The Road to Nab End
“Once started, it is impossible to put this book down...the author is a born writer with an eye for character and a natural way of writing...he has the historian’s gift for bringing to life a particular society at a particular time.”
--Alan Bullock, Times Literary Supplement
“A masterpiece.” --The Independent
“Extraordinarily well written and vividly told, his book is rich in characters, facts, atmosphere, and indomitable spirit.” --Eric Hobsbawm, The Guardian
“A combination of an almost photographic memory, a wonderful writing gift and a keen eye for personal drama, which even Ibsen would have admired.” --Robert Oakeshott, Spectator
“Like finding a great recipe or discovering an old movie on video that may have escaped the notice of critics.” --Gainesville Sun
"I'd always believed that I had been born in our cottage in Griffin Street, until I discovered that I was born prematurely across the street in the carding-room of Hornby's cotton mill. Day long, mother cleaned cotton there. Several days earlier she had received a telegram saying that my father had been killed in France in the Great War and that the War Office regretted it. On the morning of my birth she had fainted before one of the cotton grinders when a second telegram arrived saying that the first had all been a mistake and that my father was alive."

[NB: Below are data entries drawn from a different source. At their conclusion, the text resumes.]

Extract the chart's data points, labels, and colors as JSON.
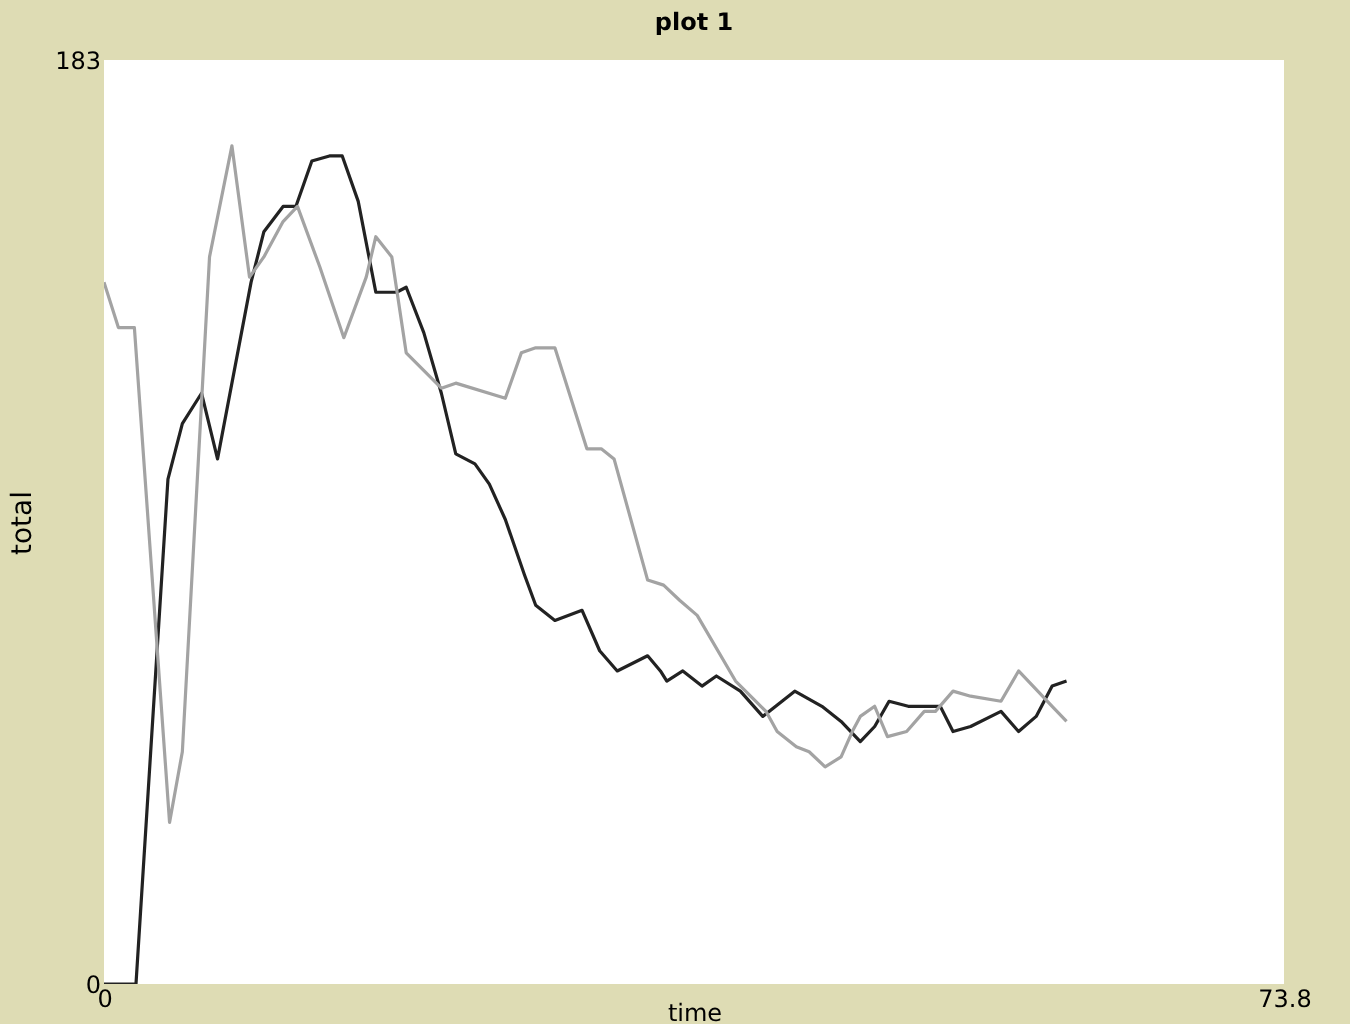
{
  "chart_data": {
    "type": "line",
    "title": "plot 1",
    "xlabel": "time",
    "ylabel": "total",
    "xlim": [
      0,
      73.8
    ],
    "ylim": [
      0,
      183
    ],
    "xticks": [
      0,
      73.8
    ],
    "yticks": [
      0,
      183
    ],
    "grid": false,
    "legend": false,
    "line_style": "solid",
    "series": [
      {
        "color": "#222222",
        "x": [
          0,
          2.0,
          4.0,
          4.9,
          6.1,
          7.1,
          9.2,
          10,
          11.2,
          12,
          13,
          14.1,
          14.9,
          15.9,
          17,
          18.3,
          18.9,
          20,
          21.1,
          22,
          23.2,
          24.1,
          25.1,
          26.3,
          27,
          28.2,
          29.9,
          31,
          32.1,
          34,
          34.8,
          35.2,
          36.2,
          37.4,
          38.3,
          39.8,
          41.2,
          43.2,
          44.9,
          46.1,
          47.3,
          48.2,
          49.1,
          50.3,
          52.3,
          53.1,
          54.2,
          56.1,
          57.2,
          58.3,
          59.3,
          60.2
        ],
        "values": [
          0,
          0,
          100,
          111,
          117,
          104,
          139,
          149,
          154,
          154,
          163,
          164,
          164,
          155,
          137,
          137,
          138,
          129,
          117,
          105,
          103,
          99,
          92,
          81,
          75,
          72,
          74,
          66,
          62,
          65,
          62,
          60,
          62,
          59,
          61,
          58,
          53,
          58,
          55,
          52,
          48,
          51,
          56,
          55,
          55,
          50,
          51,
          54,
          50,
          53,
          59,
          60
        ]
      },
      {
        "color": "#a3a3a3",
        "x": [
          0,
          0.9,
          1.9,
          4.1,
          4.9,
          6.6,
          8,
          9.1,
          10,
          11.2,
          12.1,
          13.5,
          15,
          16.4,
          17,
          18,
          18.9,
          21.1,
          22,
          25.1,
          26.1,
          27,
          28.2,
          30.2,
          31.1,
          31.9,
          34,
          35,
          36,
          37.1,
          39.5,
          41.4,
          42.1,
          43.3,
          44.1,
          45.1,
          46.1,
          46.8,
          47.3,
          48.2,
          49,
          50.2,
          51.3,
          52,
          53.1,
          54.2,
          56.1,
          57.2,
          58.4,
          59.3,
          60.2
        ],
        "values": [
          139,
          130,
          130,
          32,
          46,
          144,
          166,
          140,
          144,
          151,
          154,
          142,
          128,
          140,
          148,
          144,
          125,
          118,
          119,
          116,
          125,
          126,
          126,
          106,
          106,
          104,
          80,
          79,
          76,
          73,
          60,
          54,
          50,
          47,
          46,
          43,
          45,
          50,
          53,
          55,
          49,
          50,
          54,
          54,
          58,
          57,
          56,
          62,
          58,
          55,
          52
        ]
      }
    ]
  }
}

William Woodruff lived in the heart of Blackburn’s weaving community. But after Lancashire’s supremacy in cotton textiles had ended with the crash of 1920, his family was thrown out of work. From then on, including the Great Depression of the 1930s, the Woodruffs faced a life blighted by extreme poverty. Reading this book today, it is hard to comprehend that within living memory--and in what was supposedly the richest country in the world--so many people couldn’t even afford to buy enough food. For the ordinary families of Lancashire, unemployment was an ever-present fear: "If you worked you ate. If there was no work you went hungry." Or, in desperation, you went on a Hunger March to tell the King of your plight.